The University of Oklahoma's weather radar program already represents one of the university's top priorities. Now, the university hopes to expand on that program, moving from working strictly in weather radar to teaching and researching other uses for the technology.
by Silas Allen Published: April 13, 2012

Having strengths like radar research helps the institution as a whole, Droegemeier said, because it brings in revenue in the form of research grants. It also increases the university's prestige, he said.

In that sense, Droegemeier said, the university's academic side is borrowing an idea from its athletic department. In the same way the athletic department emphasizes football, Droegemeier said, the university identifies a few strengths and works to build on them. All the while, it ensures it offers adequate support to every other program on campus.

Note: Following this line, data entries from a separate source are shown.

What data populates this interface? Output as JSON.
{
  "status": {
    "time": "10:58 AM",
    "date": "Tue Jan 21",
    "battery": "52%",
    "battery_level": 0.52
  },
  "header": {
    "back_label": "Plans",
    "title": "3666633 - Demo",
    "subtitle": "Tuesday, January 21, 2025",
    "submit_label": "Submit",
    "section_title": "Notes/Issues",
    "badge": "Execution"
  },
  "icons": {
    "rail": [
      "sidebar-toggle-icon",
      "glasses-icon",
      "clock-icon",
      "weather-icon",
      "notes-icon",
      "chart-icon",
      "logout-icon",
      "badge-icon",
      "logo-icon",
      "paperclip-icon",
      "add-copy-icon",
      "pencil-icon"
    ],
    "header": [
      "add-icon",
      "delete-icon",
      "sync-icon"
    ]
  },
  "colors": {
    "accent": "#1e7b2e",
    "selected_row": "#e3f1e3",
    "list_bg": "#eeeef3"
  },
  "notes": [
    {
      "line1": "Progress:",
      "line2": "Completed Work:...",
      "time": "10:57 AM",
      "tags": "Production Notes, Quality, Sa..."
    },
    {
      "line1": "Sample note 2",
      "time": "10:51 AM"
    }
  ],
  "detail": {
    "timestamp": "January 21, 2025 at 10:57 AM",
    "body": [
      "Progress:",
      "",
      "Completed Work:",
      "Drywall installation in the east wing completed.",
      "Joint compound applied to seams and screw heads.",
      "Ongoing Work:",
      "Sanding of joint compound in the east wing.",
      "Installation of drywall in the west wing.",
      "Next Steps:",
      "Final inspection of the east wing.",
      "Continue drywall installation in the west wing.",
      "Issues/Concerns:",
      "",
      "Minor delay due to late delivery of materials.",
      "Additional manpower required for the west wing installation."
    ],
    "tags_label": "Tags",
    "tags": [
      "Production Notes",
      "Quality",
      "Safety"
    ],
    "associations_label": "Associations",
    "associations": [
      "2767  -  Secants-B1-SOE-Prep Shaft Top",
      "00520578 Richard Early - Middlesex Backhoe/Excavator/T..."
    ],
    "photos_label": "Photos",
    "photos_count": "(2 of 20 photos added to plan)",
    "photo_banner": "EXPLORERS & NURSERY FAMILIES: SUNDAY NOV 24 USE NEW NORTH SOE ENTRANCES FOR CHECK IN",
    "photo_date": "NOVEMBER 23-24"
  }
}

“You can't do that in 20 areas,” he said. “You have to pick a few.”

Once complete, the university's new Radar Innovations Laboratory will replace the current laboratory, which is located in a converted office in One Partners Place, an office building on OU's Research Campus.

Classified research

Robert Palmer, the director of the Atmospheric Radar Research Center, said the new facility will include a high-bay garage designed to accommodate taller radar trucks that are fitted for storm chasing. The building also will include classified research space designed for U.S. Defense Department programs, he said.

Other features will include two precision anechoic chambers, a machine shop and a so-called ideas room designed to foster collaboration. University officials will break ground on the project this summer. Palmer said he expects to see construction complete by December 2013.